437. Path Sum III
找到一颗树中所有和为sum的路径
root = [10,5,-3,3,2,null,11,3,-2,null,1], sum = 8
10
/ \
5 -3
/ \ \
3 2 11
/ \ \
3 -2 1
Return 3. The paths that sum to 8 are:
1. 5 -> 3
2. 5 -> 2 -> 1
3. -3 -> 11
主要逻辑:
每个点都调用一个函数findPath,来寻找以当前节点为root的路径中和为sum的路径数量
int res = 0;
if (root.val == num) res++;
res += findPath(root.left, num - root.val) + findPath(root.right, num - root.val);
return res;
为了满足这个逻辑,需要base conditionif(root == null) return 0;判空,所以整个函数写成这样:
public int findPath(TreeNode root, int num) {
if (root == null) return 0;
int res = 0;
if (root.val == num) {
res++;
}
res += findPath(root.left, num - root.val) + findPath(root.right, num - root.val);
return res;
}
pathSum主函数用来找到root,以及root.left和root.right的中满足条件路径的数量。

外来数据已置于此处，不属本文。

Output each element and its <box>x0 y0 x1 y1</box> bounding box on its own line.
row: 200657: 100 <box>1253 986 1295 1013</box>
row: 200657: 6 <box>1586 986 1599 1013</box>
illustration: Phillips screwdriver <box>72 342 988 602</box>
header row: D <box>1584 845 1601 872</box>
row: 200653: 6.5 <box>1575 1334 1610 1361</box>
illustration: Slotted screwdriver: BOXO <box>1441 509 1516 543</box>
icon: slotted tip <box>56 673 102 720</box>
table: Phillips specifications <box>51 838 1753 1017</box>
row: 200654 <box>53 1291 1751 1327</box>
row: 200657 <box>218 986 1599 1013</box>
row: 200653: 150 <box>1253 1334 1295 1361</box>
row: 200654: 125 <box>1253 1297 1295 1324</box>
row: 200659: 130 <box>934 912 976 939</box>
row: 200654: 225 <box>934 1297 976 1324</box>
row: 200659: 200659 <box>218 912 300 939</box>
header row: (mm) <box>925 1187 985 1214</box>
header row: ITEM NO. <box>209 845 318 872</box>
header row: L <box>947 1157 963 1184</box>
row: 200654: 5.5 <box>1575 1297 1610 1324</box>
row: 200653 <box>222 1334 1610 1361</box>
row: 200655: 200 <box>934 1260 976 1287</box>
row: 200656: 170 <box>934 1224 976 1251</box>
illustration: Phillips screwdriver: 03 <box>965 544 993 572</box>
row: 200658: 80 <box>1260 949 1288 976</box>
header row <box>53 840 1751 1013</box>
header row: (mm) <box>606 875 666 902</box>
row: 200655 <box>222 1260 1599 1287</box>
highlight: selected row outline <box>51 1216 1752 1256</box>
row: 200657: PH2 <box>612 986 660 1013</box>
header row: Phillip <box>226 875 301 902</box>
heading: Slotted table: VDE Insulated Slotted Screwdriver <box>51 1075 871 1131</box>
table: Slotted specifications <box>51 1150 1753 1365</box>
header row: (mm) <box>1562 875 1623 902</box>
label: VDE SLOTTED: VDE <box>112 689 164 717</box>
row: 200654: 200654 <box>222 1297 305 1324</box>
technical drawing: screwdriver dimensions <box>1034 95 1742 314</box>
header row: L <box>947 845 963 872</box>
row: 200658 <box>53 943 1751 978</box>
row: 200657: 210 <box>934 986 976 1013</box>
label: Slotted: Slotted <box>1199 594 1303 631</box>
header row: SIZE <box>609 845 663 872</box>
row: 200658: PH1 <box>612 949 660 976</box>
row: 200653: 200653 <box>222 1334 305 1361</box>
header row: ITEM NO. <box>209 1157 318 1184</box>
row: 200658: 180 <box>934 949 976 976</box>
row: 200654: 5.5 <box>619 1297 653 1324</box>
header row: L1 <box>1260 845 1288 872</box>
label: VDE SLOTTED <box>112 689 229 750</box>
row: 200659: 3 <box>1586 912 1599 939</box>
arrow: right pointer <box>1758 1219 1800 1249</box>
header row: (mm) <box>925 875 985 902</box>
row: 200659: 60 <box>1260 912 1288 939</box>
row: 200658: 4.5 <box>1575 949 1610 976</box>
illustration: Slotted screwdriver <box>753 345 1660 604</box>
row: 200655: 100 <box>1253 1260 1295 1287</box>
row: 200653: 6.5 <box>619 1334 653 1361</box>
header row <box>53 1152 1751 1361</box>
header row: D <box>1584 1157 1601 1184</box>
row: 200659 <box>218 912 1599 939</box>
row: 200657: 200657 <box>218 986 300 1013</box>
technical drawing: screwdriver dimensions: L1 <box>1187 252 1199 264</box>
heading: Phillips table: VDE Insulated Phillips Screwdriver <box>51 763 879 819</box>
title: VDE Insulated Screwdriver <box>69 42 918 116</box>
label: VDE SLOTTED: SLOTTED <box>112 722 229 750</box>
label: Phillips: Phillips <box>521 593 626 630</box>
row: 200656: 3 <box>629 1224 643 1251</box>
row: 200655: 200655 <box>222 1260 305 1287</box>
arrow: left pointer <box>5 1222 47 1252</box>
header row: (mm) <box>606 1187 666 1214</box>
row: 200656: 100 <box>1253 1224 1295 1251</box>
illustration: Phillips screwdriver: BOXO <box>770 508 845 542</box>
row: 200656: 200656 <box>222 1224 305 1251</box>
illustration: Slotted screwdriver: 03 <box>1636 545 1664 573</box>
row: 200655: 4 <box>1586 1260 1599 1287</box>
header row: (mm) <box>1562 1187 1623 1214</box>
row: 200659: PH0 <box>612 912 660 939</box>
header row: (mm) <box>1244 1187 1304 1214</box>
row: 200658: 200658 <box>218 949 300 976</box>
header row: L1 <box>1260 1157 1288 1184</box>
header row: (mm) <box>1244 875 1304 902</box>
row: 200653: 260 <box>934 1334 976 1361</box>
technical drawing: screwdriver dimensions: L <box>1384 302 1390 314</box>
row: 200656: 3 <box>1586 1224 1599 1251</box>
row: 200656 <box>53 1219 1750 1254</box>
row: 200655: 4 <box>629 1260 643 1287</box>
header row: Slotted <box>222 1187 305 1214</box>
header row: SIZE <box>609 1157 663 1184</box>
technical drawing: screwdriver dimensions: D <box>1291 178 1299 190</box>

public int pathSum(TreeNode root, int sum) {
if (root == null) return 0;
int res = findPath(root, sum);
res += pathSum(root.left, sum) + pathSum(root.right, sum);
return res;
}
完整代码:
public int pathSum(TreeNode root, int sum) {
if (root == null) return 0;
int res = findPath(root, sum);
res += pathSum(root.left, sum) + pathSum(root.right, sum);
return res;
}
public int findPath(TreeNode root, int num) {
if (root == null) return 0;
int res = 0;
if (root.val == num) {
res++;
}
res += findPath(root.left, num - root.val) + findPath(root.right, num - root.val);
return res;
}